The frequency of replacement and misspelling is decided by a "bimbofactor" value, ranging from 0 to 1. This value can be even higher, which will increase the frequency more, but 1 is balanced to be what sounds maximally bimbo-like while maintaining some level of readability.
Example:
Thiz aplication transformz text into something dat sundz more like something a "bimbo" might wite. Thiz are done by inserting some wordz with litle meaning like "like", "um" and "baesicly" into uh, reasonable placiez in sentenciez using, like, natural language pwocesing. Wordz are also mispeled using a curated list of mispelingz and some rulez (like replacing
t
witht
in wordz). De curated list of mispelingz iz also used to basicaly replace wordz with synonymz dat sund more sooo bimbo-ish, or yah nkow, mean something slightly absolutely uh, diferent (ex: than -> dan). In adition, numberz like fifty, or one dusand, or nine dusand are able to be scwambled and runded.
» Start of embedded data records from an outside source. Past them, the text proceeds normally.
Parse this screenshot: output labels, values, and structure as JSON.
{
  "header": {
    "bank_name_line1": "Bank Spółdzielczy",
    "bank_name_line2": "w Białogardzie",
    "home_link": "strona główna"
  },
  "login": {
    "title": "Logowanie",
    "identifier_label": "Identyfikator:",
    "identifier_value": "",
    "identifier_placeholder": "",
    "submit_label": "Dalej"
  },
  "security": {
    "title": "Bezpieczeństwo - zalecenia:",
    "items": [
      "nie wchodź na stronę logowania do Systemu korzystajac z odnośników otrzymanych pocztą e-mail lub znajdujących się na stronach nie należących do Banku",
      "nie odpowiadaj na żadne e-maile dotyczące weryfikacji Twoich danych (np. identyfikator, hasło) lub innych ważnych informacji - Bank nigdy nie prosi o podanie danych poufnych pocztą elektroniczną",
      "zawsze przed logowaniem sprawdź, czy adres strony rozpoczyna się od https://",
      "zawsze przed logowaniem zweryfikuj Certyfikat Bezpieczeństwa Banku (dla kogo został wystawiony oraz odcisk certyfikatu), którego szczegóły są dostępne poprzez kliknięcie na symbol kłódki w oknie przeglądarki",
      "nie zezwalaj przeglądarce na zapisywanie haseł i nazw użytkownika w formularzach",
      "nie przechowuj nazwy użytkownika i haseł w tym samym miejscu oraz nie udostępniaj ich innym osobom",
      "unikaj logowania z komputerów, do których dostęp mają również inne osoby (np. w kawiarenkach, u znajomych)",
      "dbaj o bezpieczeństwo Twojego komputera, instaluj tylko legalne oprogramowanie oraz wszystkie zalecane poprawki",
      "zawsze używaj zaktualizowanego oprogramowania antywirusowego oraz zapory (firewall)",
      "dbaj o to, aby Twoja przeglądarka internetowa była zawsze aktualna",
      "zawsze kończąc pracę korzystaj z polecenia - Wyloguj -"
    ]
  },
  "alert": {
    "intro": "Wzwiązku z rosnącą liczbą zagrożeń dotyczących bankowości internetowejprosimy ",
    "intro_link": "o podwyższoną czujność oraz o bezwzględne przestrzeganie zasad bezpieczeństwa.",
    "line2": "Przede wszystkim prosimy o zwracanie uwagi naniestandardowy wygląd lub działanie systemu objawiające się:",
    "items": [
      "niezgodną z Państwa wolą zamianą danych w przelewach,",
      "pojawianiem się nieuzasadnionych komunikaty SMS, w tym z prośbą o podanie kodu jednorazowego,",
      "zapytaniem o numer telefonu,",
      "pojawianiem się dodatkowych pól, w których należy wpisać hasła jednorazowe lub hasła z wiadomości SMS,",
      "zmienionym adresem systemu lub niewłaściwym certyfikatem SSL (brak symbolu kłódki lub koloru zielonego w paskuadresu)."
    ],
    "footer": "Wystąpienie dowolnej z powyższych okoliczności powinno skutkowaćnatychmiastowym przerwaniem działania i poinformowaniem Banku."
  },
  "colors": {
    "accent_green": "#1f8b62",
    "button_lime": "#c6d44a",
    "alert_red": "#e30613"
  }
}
Some odd sentences will always arise, but this should improve over time.
Installation
There are two versions of the library. One for use with node mispell.node.js
, and one for easy inclusion in html mispell.js
. If you don't want to build them yourself you can download the latest release or install using npm. (Remember to spell it with only one S or you'll get a different package!)
npm i mispell --save
Usage
The library exposes the following functions:
-
bimbofy(String, Float)
takes the text you want to transform as the first argument and a number between 0 and 1 (the bimbofactor) to determine how much the text is transformed. -
word_complexity(String)
takes a single word and returns a number 0 or greater, the greater the number, the more complex the word. -
scramble(String, Float)
takes a text to be transformed and the bimbofactor. The bimbofactor is transformed into a complexity value and used as a cutoff for complexity. Words more complex than the cutoff value will be scrambled.
Node:
// const mispell = require('./mispell.node.js') // if using the file directly
const mispell = require('mispell') // if installed via npm
mispell.bimbofy("Hello", 0.75)
or
// TODO: Shouldn't have to specify dist
import { mispell } from "mispell/dist/mispell.node"
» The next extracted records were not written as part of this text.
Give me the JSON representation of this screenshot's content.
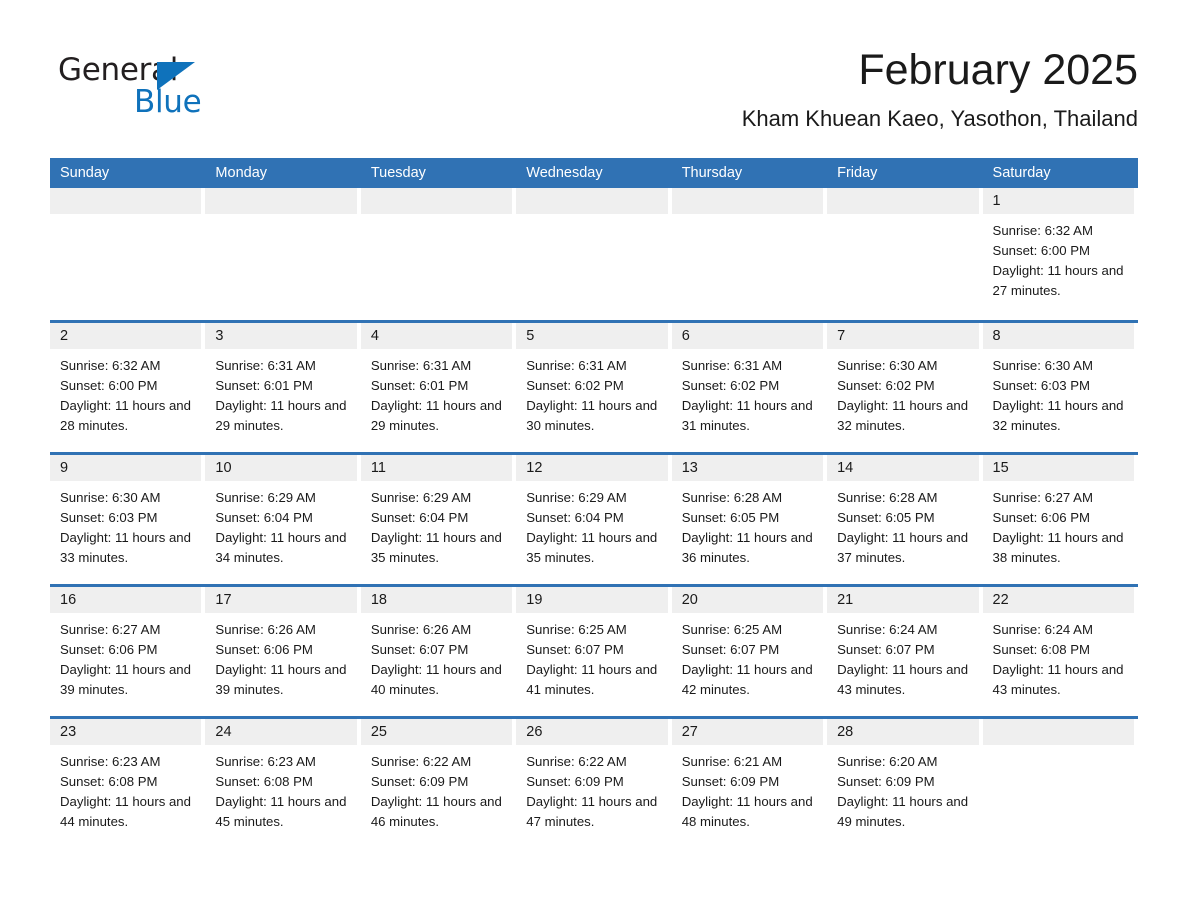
{
  "brand": {
    "name_part1": "General",
    "name_part2": "Blue",
    "triangle_color": "#0f72bb",
    "accent_color": "#3072b4"
  },
  "header": {
    "month_title": "February 2025",
    "location": "Kham Khuean Kaeo, Yasothon, Thailand"
  },
  "calendar": {
    "weekdays": [
      "Sunday",
      "Monday",
      "Tuesday",
      "Wednesday",
      "Thursday",
      "Friday",
      "Saturday"
    ],
    "weeks": [
      [
        {
          "day": "",
          "sunrise": "",
          "sunset": "",
          "daylight": "",
          "empty": true
        },
        {
          "day": "",
          "sunrise": "",
          "sunset": "",
          "daylight": "",
          "empty": true
        },
        {
          "day": "",
          "sunrise": "",
          "sunset": "",
          "daylight": "",
          "empty": true
        },
        {
          "day": "",
          "sunrise": "",
          "sunset": "",
          "daylight": "",
          "empty": true
        },
        {
          "day": "",
          "sunrise": "",
          "sunset": "",
          "daylight": "",
          "empty": true
        },
        {
          "day": "",
          "sunrise": "",
          "sunset": "",
          "daylight": "",
          "empty": true
        },
        {
          "day": "1",
          "sunrise": "Sunrise: 6:32 AM",
          "sunset": "Sunset: 6:00 PM",
          "daylight": "Daylight: 11 hours and 27 minutes.",
          "empty": false
        }
      ],
      [
        {
          "day": "2",
          "sunrise": "Sunrise: 6:32 AM",
          "sunset": "Sunset: 6:00 PM",
          "daylight": "Daylight: 11 hours and 28 minutes.",
          "empty": false
        },
        {
          "day": "3",
          "sunrise": "Sunrise: 6:31 AM",
          "sunset": "Sunset: 6:01 PM",
          "daylight": "Daylight: 11 hours and 29 minutes.",
          "empty": false
        },
        {
          "day": "4",
          "sunrise": "Sunrise: 6:31 AM",
          "sunset": "Sunset: 6:01 PM",
          "daylight": "Daylight: 11 hours and 29 minutes.",
          "empty": false
        },
        {
          "day": "5",
          "sunrise": "Sunrise: 6:31 AM",
          "sunset": "Sunset: 6:02 PM",
          "daylight": "Daylight: 11 hours and 30 minutes.",
          "empty": false
        },
        {
          "day": "6",
          "sunrise": "Sunrise: 6:31 AM",
          "sunset": "Sunset: 6:02 PM",
          "daylight": "Daylight: 11 hours and 31 minutes.",
          "empty": false
        },
        {
          "day": "7",
          "sunrise": "Sunrise: 6:30 AM",
          "sunset": "Sunset: 6:02 PM",
          "daylight": "Daylight: 11 hours and 32 minutes.",
          "empty": false
        },
        {
          "day": "8",
          "sunrise": "Sunrise: 6:30 AM",
          "sunset": "Sunset: 6:03 PM",
          "daylight": "Daylight: 11 hours and 32 minutes.",
          "empty": false
        }
      ],
      [
        {
          "day": "9",
          "sunrise": "Sunrise: 6:30 AM",
          "sunset": "Sunset: 6:03 PM",
          "daylight": "Daylight: 11 hours and 33 minutes.",
          "empty": false
        },
        {
          "day": "10",
          "sunrise": "Sunrise: 6:29 AM",
          "sunset": "Sunset: 6:04 PM",
          "daylight": "Daylight: 11 hours and 34 minutes.",
          "empty": false
        },
        {
          "day": "11",
          "sunrise": "Sunrise: 6:29 AM",
          "sunset": "Sunset: 6:04 PM",
          "daylight": "Daylight: 11 hours and 35 minutes.",
          "empty": false
        },
        {
          "day": "12",
          "sunrise": "Sunrise: 6:29 AM",
          "sunset": "Sunset: 6:04 PM",
          "daylight": "Daylight: 11 hours and 35 minutes.",
          "empty": false
        },
        {
          "day": "13",
          "sunrise": "Sunrise: 6:28 AM",
          "sunset": "Sunset: 6:05 PM",
          "daylight": "Daylight: 11 hours and 36 minutes.",
          "empty": false
        },
        {
          "day": "14",
          "sunrise": "Sunrise: 6:28 AM",
          "sunset": "Sunset: 6:05 PM",
          "daylight": "Daylight: 11 hours and 37 minutes.",
          "empty": false
        },
        {
          "day": "15",
          "sunrise": "Sunrise: 6:27 AM",
          "sunset": "Sunset: 6:06 PM",
          "daylight": "Daylight: 11 hours and 38 minutes.",
          "empty": false
        }
      ],
      [
        {
          "day": "16",
          "sunrise": "Sunrise: 6:27 AM",
          "sunset": "Sunset: 6:06 PM",
          "daylight": "Daylight: 11 hours and 39 minutes.",
          "empty": false
        },
        {
          "day": "17",
          "sunrise": "Sunrise: 6:26 AM",
          "sunset": "Sunset: 6:06 PM",
          "daylight": "Daylight: 11 hours and 39 minutes.",
          "empty": false
        },
        {
          "day": "18",
          "sunrise": "Sunrise: 6:26 AM",
          "sunset": "Sunset: 6:07 PM",
          "daylight": "Daylight: 11 hours and 40 minutes.",
          "empty": false
        },
        {
          "day": "19",
          "sunrise": "Sunrise: 6:25 AM",
          "sunset": "Sunset: 6:07 PM",
          "daylight": "Daylight: 11 hours and 41 minutes.",
          "empty": false
        },
        {
          "day": "20",
          "sunrise": "Sunrise: 6:25 AM",
          "sunset": "Sunset: 6:07 PM",
          "daylight": "Daylight: 11 hours and 42 minutes.",
          "empty": false
        },
        {
          "day": "21",
          "sunrise": "Sunrise: 6:24 AM",
          "sunset": "Sunset: 6:07 PM",
          "daylight": "Daylight: 11 hours and 43 minutes.",
          "empty": false
        },
        {
          "day": "22",
          "sunrise": "Sunrise: 6:24 AM",
          "sunset": "Sunset: 6:08 PM",
          "daylight": "Daylight: 11 hours and 43 minutes.",
          "empty": false
        }
      ],
      [
        {
          "day": "23",
          "sunrise": "Sunrise: 6:23 AM",
          "sunset": "Sunset: 6:08 PM",
          "daylight": "Daylight: 11 hours and 44 minutes.",
          "empty": false
        },
        {
          "day": "24",
          "sunrise": "Sunrise: 6:23 AM",
          "sunset": "Sunset: 6:08 PM",
          "daylight": "Daylight: 11 hours and 45 minutes.",
          "empty": false
        },
        {
          "day": "25",
          "sunrise": "Sunrise: 6:22 AM",
          "sunset": "Sunset: 6:09 PM",
          "daylight": "Daylight: 11 hours and 46 minutes.",
          "empty": false
        },
        {
          "day": "26",
          "sunrise": "Sunrise: 6:22 AM",
          "sunset": "Sunset: 6:09 PM",
          "daylight": "Daylight: 11 hours and 47 minutes.",
          "empty": false
        },
        {
          "day": "27",
          "sunrise": "Sunrise: 6:21 AM",
          "sunset": "Sunset: 6:09 PM",
          "daylight": "Daylight: 11 hours and 48 minutes.",
          "empty": false
        },
        {
          "day": "28",
          "sunrise": "Sunrise: 6:20 AM",
          "sunset": "Sunset: 6:09 PM",
          "daylight": "Daylight: 11 hours and 49 minutes.",
          "empty": false
        },
        {
          "day": "",
          "sunrise": "",
          "sunset": "",
          "daylight": "",
          "empty": true
        }
      ]
    ]
  }
}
Html + JS, just add a script tag in the html file to load the library before any JS is going to use it:
<script src="/scripts/mispell.js"></script>
Then use it in your JS:
mispell.bimbofy("Hello", 0.75)
Development
Build the project using npm run build
. When developing it is usually necessary to try things out for yourself, this is done in the devStart.js file. Run this file with npm run devStart
.
Resources
The files res/aspell.dat
, res/birkbeck.dat
and res/wikipedia.dat
contain common misspellings in the following format: Each correct word is preceded by a dollar sign and followed by its misspellings, each on one line, without duplicates. (A misspelling might appear more than once in the corpus, but only as a misspelling of different words.) Where the spelling or misspelling contained a space, this has been replaced by an underscore (a_lot, Christ_mas). While most of the misspellings are non-words, there are also some real-word errors, such as "omitted" for "admitted". For more information, see the page they were downloaded from.
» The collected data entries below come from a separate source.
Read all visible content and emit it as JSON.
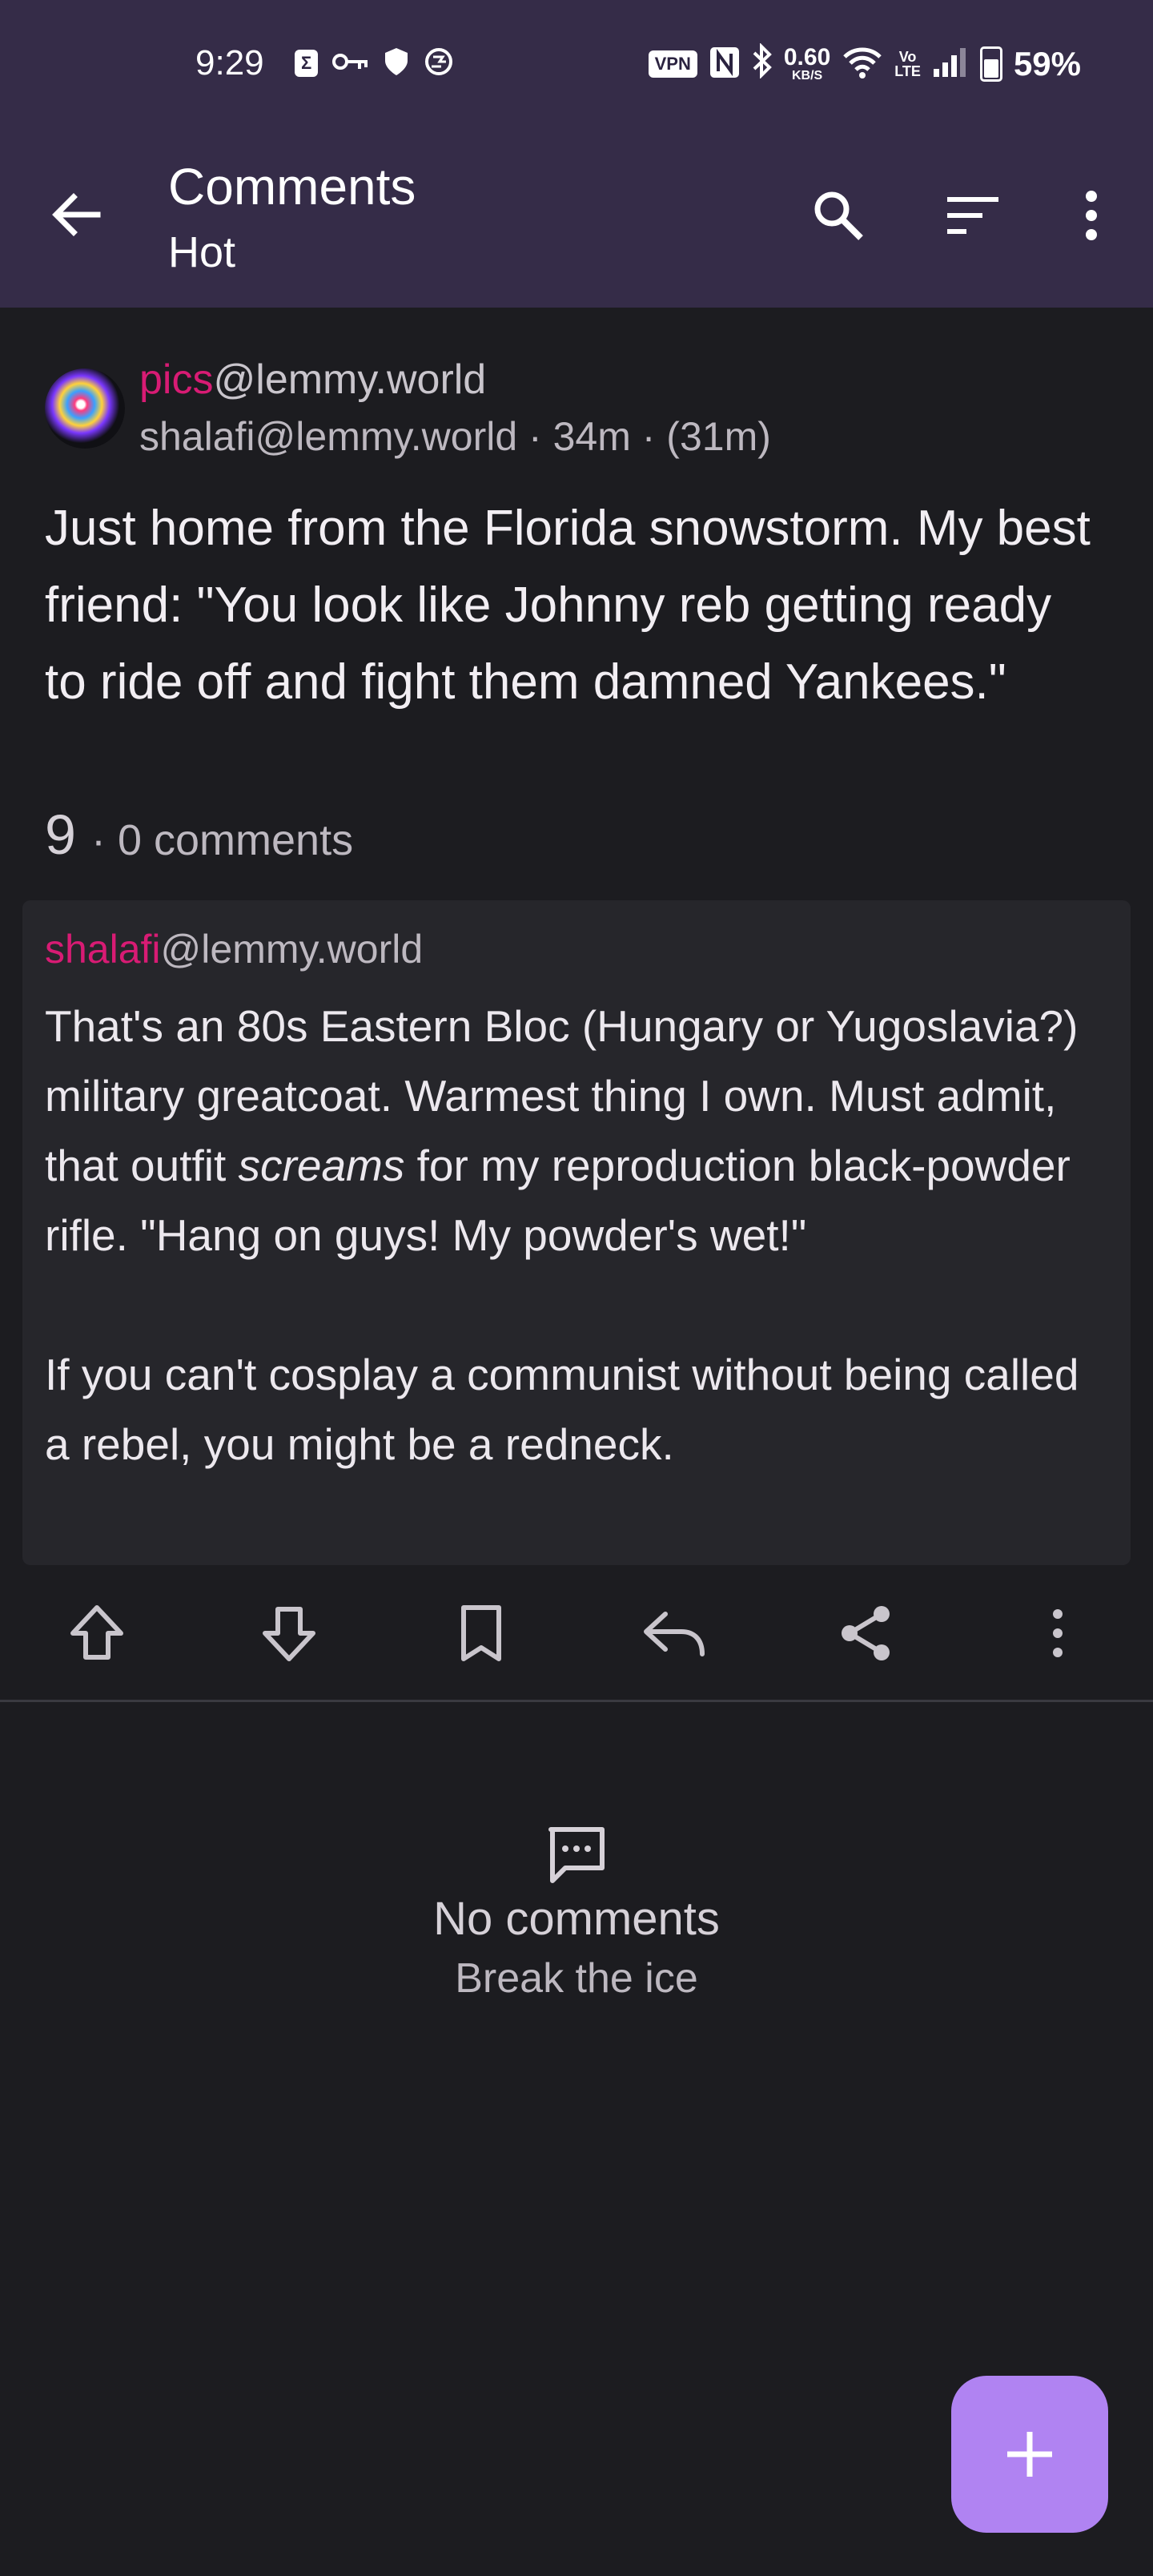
{
  "status_bar": {
    "time": "9:29",
    "vpn_label": "VPN",
    "speed_value": "0.60",
    "speed_unit": "KB/S",
    "battery_percent": "59%",
    "battery_level": 0.59
  },
  "app_bar": {
    "title": "Comments",
    "subtitle": "Hot"
  },
  "post": {
    "community": "pics",
    "instance": "@lemmy.world",
    "author_line": "shalafi@lemmy.world · 34m · (31m)",
    "title": "Just home from the Florida snowstorm.  My best friend: \"You look like Johnny reb getting ready to ride off and fight them damned Yankees.\"",
    "score": "9",
    "comments_text": "· 0 comments"
  },
  "body": {
    "author_name": "shalafi",
    "author_instance": "@lemmy.world",
    "paragraph1_part1": "That's an 80s Eastern Bloc (Hungary or Yugoslavia?) military greatcoat.  Warmest thing I own.  Must admit, that outfit ",
    "paragraph1_emphasis": "screams",
    "paragraph1_part2": " for my reproduction black-powder rifle.  \"Hang on guys!  My powder's wet!\"",
    "paragraph2": "If you can't cosplay a communist without being called a rebel, you might be a redneck."
  },
  "empty_state": {
    "title": "No comments",
    "subtitle": "Break the ice"
  },
  "colors": {
    "top_bar": "#352c48",
    "background": "#1c1c20",
    "card": "#26262b",
    "accent_pink": "#d81b74",
    "fab": "#b083f2"
  }
}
The file res/bimbo-dict.json
is a custom-built dictionary using the same format as dictionaries are read into internally. Each key is a correctly spelled word and may point to either a list of misspellings, or a list of objects where each object represents a misspelled word. These objects has a property spelling
containing the misspelled word and can optionally have a weight
representing how likely this spelling is to come up relative to other misspellings. If the first of these objects instead has a property synonym
it will use the same misspellings as another key (listed as the value of the synonym property).
All dictionaries should use lowercase letters only. Capitalization is always preserved from the text being bimbofied.
The file res/20k-common-words.txt
is from https://github.com/first20hours/google-10000-english and contains the 20k most common english words in order of how common they are.
Natural Language Processing
Natural language processing is done using the Compromise library. See it's api documentation and match syntax.